First, I need some advice on the best way to tune the carb. It's the ZS 150 CD. Can it be done without the "special" tool the book talks about? How do I know if I'm too rich or too lean?

Second, I got a coolant leak from the heater shutoff valve. I've pulled it apart and replaced the gasket between the valve halves, but still leaking. When I had it apart, I noticed a little brass screw, I think it may be to take the insides out of the valve.

Has anyone rebuilt the heater shutoff valve? is it even possible?
 
The special tool is kind of a rip off IMHO.

All you need is a long allen key and two hands. While you make adustments to the needle height with one hand, you hold the piston in place with the other. Just stick you finger throught the front of the carb and put pressure on the piston to keep it from turning.

I don't recall the size of the allen key. If someone else does not respond before I get home tonight, I will send it to you then along with a great article on tuning ZS carbs. It discusses how to determine if you are too rich or lean.

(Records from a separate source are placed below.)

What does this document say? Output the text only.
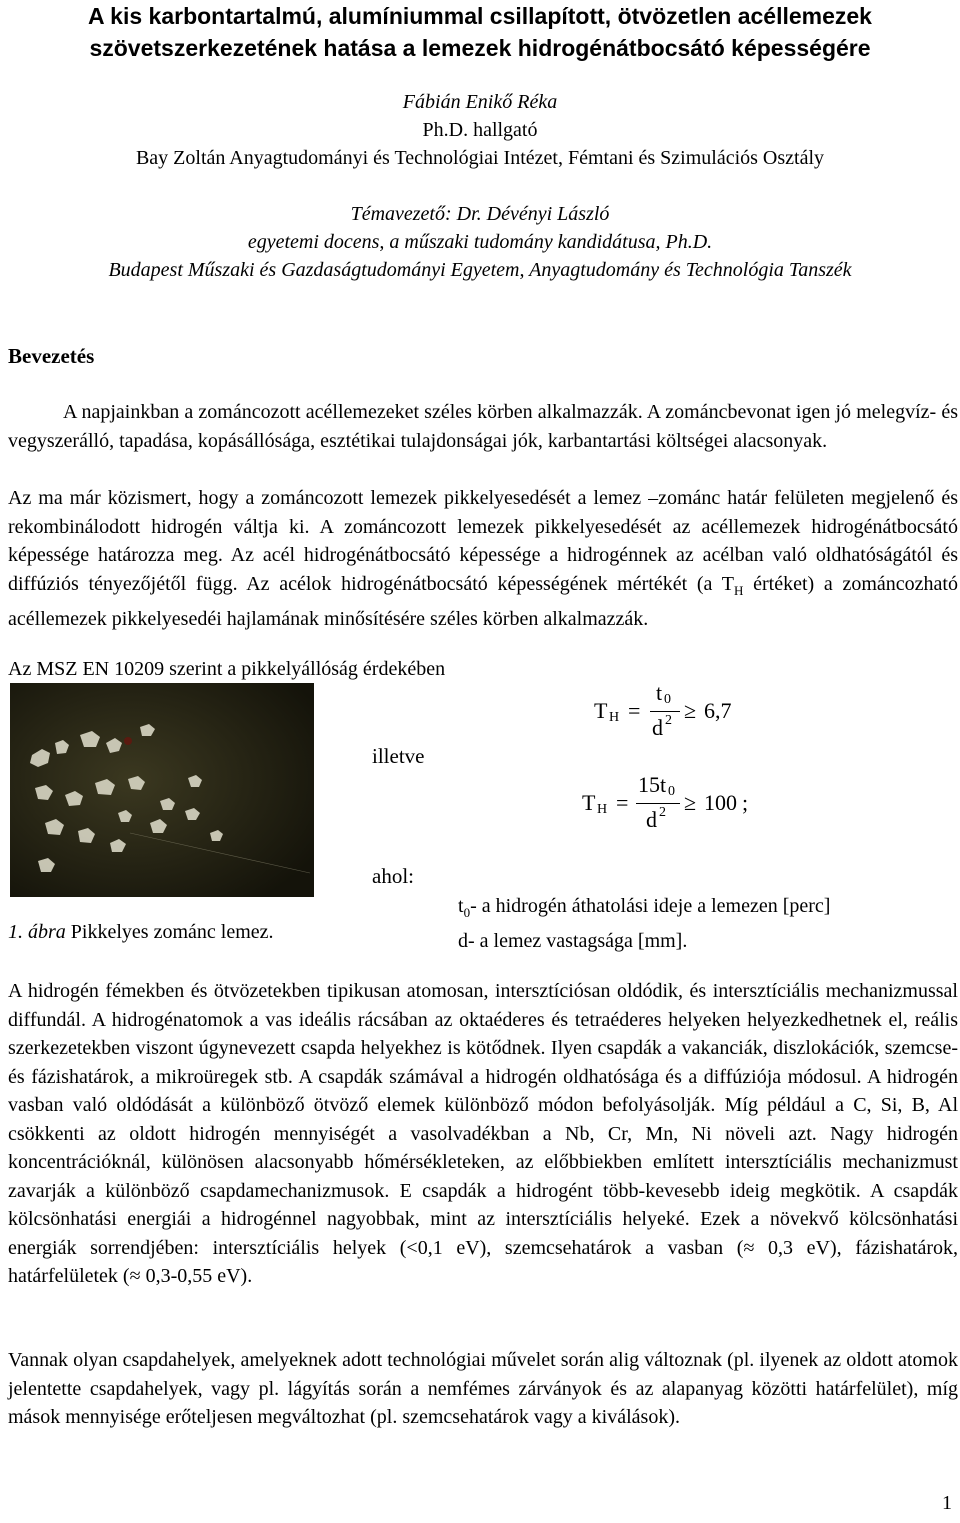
A kis karbontartalmú, alumíniummal csillapított, ötvözetlen acéllemezek
szövetszerkezetének hatása a lemezek hidrogénátbocsátó képességére
Fábián Enikő Réka
Ph.D. hallgató
Bay Zoltán Anyagtudományi és Technológiai Intézet, Fémtani és Szimulációs Osztály
Témavezető: Dr. Dévényi László
egyetemi docens, a műszaki tudomány kandidátusa, Ph.D.
Budapest Műszaki és Gazdaságtudományi Egyetem, Anyagtudomány és Technológia Tanszék
Bevezetés

A napjainkban a zománcozott acéllemezeket széles körben alkalmazzák. A zománcbevonat igen jó melegvíz- és vegyszerálló, tapadása, kopásállósága, esztétikai tulajdonságai jók, karbantartási költségei alacsonyak.

Az ma már közismert, hogy a zománcozott lemezek pikkelyesedését a lemez –zománc határ felületen megjelenő és rekombinálodott hidrogén váltja ki. A zománcozott lemezek pikkelyesedését az acéllemezek hidrogénátbocsátó képessége határozza meg. Az acél hidrogénátbocsátó képessége a hidrogénnek az acélban való oldhatóságától és diffúziós tényezőjétől függ. Az acélok hidrogénátbocsátó képességének mértékét (a $T_H$ értéket) a zománcozható acéllemezek pikkelyesedéi hajlamának minősítésére széles körben alkalmazzák.

Az MSZ EN 10209 szerint a pikkelyállóság érdekében

1. ábra Pikkelyes zománc lemez.
illetve
ahol:
T H =
t 0
d 2 ≥ 6,7
T H =
15t 0
d 2 ≥ 100 ;
$t_0-$ a hidrogén áthatolási ideje a lemezen [perc]
d- a lemez vastagsága [mm].

A hidrogén fémekben és ötvözetekben tipikusan atomosan, intersztíciósan oldódik, és intersztíciális mechanizmussal diffundál. A hidrogénatomok a vas ideális rácsában az oktaéderes és tetraéderes helyeken helyezkedhetnek el, reális szerkezetekben viszont úgynevezett csapda helyekhez is kötődnek. Ilyen csapdák a vakanciák, diszlokációk, szemcse- és fázishatárok, a mikroüregek stb. A csapdák számával a hidrogén oldhatósága és a diffúziója módosul. A hidrogén vasban való oldódását a különböző ötvöző elemek különböző módon befolyásolják. Míg például a C, Si, B, Al csökkenti az oldott hidrogén mennyiségét a vasolvadékban a Nb, Cr, Mn, Ni növeli azt. Nagy hidrogén koncentrációknál, különösen alacsonyabb hőmérsékleteken, az előbbiekben említett intersztíciális mechanizmust zavarják a különböző csapdamechanizmusok. E csapdák a hidrogént több-kevesebb ideig megkötik. A csapdák kölcsönhatási energiái a hidrogénnel nagyobbak, mint az intersztíciális helyeké. Ezek a növekvő kölcsönhatási energiák sorrendjében: intersztíciális helyek (<0,1 eV), szemcsehatárok a vasban (≈ 0,3 eV), fázishatárok, határfelületek (≈ 0,3-0,55 eV).

Vannak olyan csapdahelyek, amelyeknek adott technológiai művelet során alig változnak (pl. ilyenek az oldott atomok jelentette csapdahelyek, vagy pl. lágyítás során a nemfémes zárványok és az alapanyag közötti határfelület), míg mások mennyisége erőteljesen megváltozhat (pl. szemcsehatárok vagy a kiválások).

1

I don't know anything about the heater valve.
 
I broke down and bought the adjusting tool; the adjuster on mine is pretty stiff anyway so holding it with one hand wasn't very practical. Here's a good article on adjusting the Zenith by ear and not with the tailpipe sniffer.
https://www.sterlingbritishmotoringsociety.org/files/zenith%20stromberg%20tech%20tips.pdf

As for the heater valve, it can be rebuilt. Mine was leaking pretty badly, and you are correct, the little screw holds the valve body in. There's an O-ring that is supposed to seal it. Mine was pretty dry and crispy when I attacked it. The hard part is finding the right size O-ring. I bought one of those universal grab bags from Autozone and found one that was close, but it took a little shaving of the edge of it to get the valve back together. Mine made a tight enough fit that I just leave it on and decline to turn it off, but it fixed the leak. I also cut new seals for the two halves out of a sheet of gasket paper.
 
Thanks everyone, that was the info I needed. Much appreciated!
 
We are waiting for the Vroom post. Are you going to do a video like Zimmy? /ubbthreads/images/graemlins/smile.gif
 
LOL... yes, I think I can video it. It kinda sounds like an outboard boat motor at the moment as I only have the header on the car.
 
Oh cool, that's a good sound.
 
[ QUOTE ]
LOL... yes, I think I can video it. It kinda sounds like an outboard boat motor at the moment as I only have the header on the car.

[/ QUOTE ]

LOL to that. I was taking my wife for only her second spin in my '77 Midget when I started hearing an exhaust leak from under the bonnet. I decided to turn around and head home as quick as possible (even though the "prepare to walk" light had not lit up). On the highway headed home the tail pipe separated from the header completely, it was very loud at 60 MPH. Ironically, the first time she rode was on my test drive and we ran the car out of gas.